El autoconocimiento se hizo viral y las enfermeras pusieron todo su empeño por descubrir nuevas armas de ataque contra el virus, aprender el uso de apartos que nunca antes habían utilizado porque no eran de su campo, y atendieron cada petición de sus pacientes que, lejos de sus familias, hicieron lo posible por acercarles a ellas, bien en apoyo o en despedida.
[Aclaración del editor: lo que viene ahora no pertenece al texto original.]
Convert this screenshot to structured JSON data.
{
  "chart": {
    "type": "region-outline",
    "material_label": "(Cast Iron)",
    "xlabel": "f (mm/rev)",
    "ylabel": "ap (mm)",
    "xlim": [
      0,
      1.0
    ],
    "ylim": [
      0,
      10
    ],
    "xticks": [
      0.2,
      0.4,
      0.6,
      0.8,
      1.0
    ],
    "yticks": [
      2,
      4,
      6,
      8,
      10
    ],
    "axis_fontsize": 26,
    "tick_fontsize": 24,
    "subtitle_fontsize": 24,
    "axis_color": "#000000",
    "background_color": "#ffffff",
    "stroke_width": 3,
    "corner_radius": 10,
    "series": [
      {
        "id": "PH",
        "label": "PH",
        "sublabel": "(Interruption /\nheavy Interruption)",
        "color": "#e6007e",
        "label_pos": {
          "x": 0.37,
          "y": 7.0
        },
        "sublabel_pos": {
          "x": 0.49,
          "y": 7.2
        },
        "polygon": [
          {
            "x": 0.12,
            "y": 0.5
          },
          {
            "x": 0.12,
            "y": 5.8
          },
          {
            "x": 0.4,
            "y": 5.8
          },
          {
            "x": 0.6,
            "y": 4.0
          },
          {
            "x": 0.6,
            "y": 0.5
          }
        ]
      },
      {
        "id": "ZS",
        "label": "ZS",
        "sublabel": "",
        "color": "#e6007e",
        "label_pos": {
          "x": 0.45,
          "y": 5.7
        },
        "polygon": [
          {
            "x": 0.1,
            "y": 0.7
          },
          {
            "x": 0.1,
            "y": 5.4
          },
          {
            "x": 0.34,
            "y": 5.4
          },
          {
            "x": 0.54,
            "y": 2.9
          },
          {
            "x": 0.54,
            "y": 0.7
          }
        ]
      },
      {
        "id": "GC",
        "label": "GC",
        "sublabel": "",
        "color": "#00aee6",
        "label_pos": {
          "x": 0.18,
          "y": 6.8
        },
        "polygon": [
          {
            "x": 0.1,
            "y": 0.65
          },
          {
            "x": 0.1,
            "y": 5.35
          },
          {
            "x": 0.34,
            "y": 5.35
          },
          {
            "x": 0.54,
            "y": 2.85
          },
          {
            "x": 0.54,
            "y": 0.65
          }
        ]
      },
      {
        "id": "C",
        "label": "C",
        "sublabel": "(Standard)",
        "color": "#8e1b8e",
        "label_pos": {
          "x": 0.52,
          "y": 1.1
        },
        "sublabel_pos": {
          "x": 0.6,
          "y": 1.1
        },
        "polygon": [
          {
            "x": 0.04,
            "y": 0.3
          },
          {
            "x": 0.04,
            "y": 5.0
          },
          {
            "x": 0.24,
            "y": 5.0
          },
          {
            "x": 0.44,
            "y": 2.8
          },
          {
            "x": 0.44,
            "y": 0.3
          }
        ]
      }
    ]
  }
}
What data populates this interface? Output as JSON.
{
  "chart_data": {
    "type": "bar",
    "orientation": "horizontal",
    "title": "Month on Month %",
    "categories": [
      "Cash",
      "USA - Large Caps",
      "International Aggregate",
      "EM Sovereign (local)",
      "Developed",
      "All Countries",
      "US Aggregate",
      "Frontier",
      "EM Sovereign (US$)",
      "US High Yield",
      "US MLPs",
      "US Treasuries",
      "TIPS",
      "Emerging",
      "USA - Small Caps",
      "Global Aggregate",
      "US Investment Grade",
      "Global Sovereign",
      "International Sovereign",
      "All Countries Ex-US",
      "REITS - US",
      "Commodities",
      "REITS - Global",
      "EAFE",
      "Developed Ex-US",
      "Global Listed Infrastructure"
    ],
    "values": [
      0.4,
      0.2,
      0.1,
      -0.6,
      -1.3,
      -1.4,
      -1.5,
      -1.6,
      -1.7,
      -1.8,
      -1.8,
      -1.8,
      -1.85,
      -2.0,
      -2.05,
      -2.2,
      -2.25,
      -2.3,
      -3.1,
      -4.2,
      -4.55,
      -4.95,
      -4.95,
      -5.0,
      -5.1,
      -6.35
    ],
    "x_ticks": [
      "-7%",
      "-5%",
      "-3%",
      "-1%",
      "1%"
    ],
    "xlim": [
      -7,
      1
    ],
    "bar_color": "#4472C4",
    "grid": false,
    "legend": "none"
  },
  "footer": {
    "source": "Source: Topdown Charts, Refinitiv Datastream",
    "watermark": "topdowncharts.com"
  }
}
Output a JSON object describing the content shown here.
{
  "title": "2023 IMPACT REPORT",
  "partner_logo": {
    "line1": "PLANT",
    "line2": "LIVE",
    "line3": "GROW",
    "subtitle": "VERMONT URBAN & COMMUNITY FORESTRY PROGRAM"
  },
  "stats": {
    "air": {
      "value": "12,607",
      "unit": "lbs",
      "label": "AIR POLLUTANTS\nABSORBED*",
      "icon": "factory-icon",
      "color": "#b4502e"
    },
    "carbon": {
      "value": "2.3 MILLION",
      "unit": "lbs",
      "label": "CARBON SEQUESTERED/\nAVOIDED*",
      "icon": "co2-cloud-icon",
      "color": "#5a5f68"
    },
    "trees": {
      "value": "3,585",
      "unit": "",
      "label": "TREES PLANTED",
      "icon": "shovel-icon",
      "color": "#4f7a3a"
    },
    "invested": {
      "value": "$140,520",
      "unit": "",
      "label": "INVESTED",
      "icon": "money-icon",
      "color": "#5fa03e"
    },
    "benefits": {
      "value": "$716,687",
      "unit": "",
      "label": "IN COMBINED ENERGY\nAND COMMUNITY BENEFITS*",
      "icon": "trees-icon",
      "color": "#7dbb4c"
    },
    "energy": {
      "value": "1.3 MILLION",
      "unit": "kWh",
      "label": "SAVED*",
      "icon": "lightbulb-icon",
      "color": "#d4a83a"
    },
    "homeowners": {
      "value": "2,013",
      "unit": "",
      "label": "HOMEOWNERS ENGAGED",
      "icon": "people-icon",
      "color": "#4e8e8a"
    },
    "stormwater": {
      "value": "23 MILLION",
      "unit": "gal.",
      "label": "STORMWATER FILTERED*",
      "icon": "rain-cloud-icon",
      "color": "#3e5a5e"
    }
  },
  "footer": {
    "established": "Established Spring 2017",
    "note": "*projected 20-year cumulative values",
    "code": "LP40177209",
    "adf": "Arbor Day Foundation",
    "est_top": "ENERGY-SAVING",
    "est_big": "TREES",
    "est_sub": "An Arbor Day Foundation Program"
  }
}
La enfermería ha demostrado su poder de liderazgo y de decisión en situaciones extremas, como la acontecida. A pesar del cansancio físico, pero sobre todo, mental, ha seguido al frente de esta lucha en primera línea de batalla, dejando, como siempre, su bienestar para después, primando antes en aquel paciente que le necesita.

En este documental escuchamos ese llanto enfermero, ese grito al poco reconocimiento por parte de administraciones que aún, después de demostrar su eficacia, no les tienen en cuenta en tomas de decisiones importantes que les atañen. Escuchamos las palabras de enfermeras que tuvieron que hacer frente a lo desconocido, sin epis suficientes y gestionando como podían unos servicios colapsados. Y escuchamos como, a pesar de todo ello, las enfermeras sienten más que nunca la vocación de esta profesión.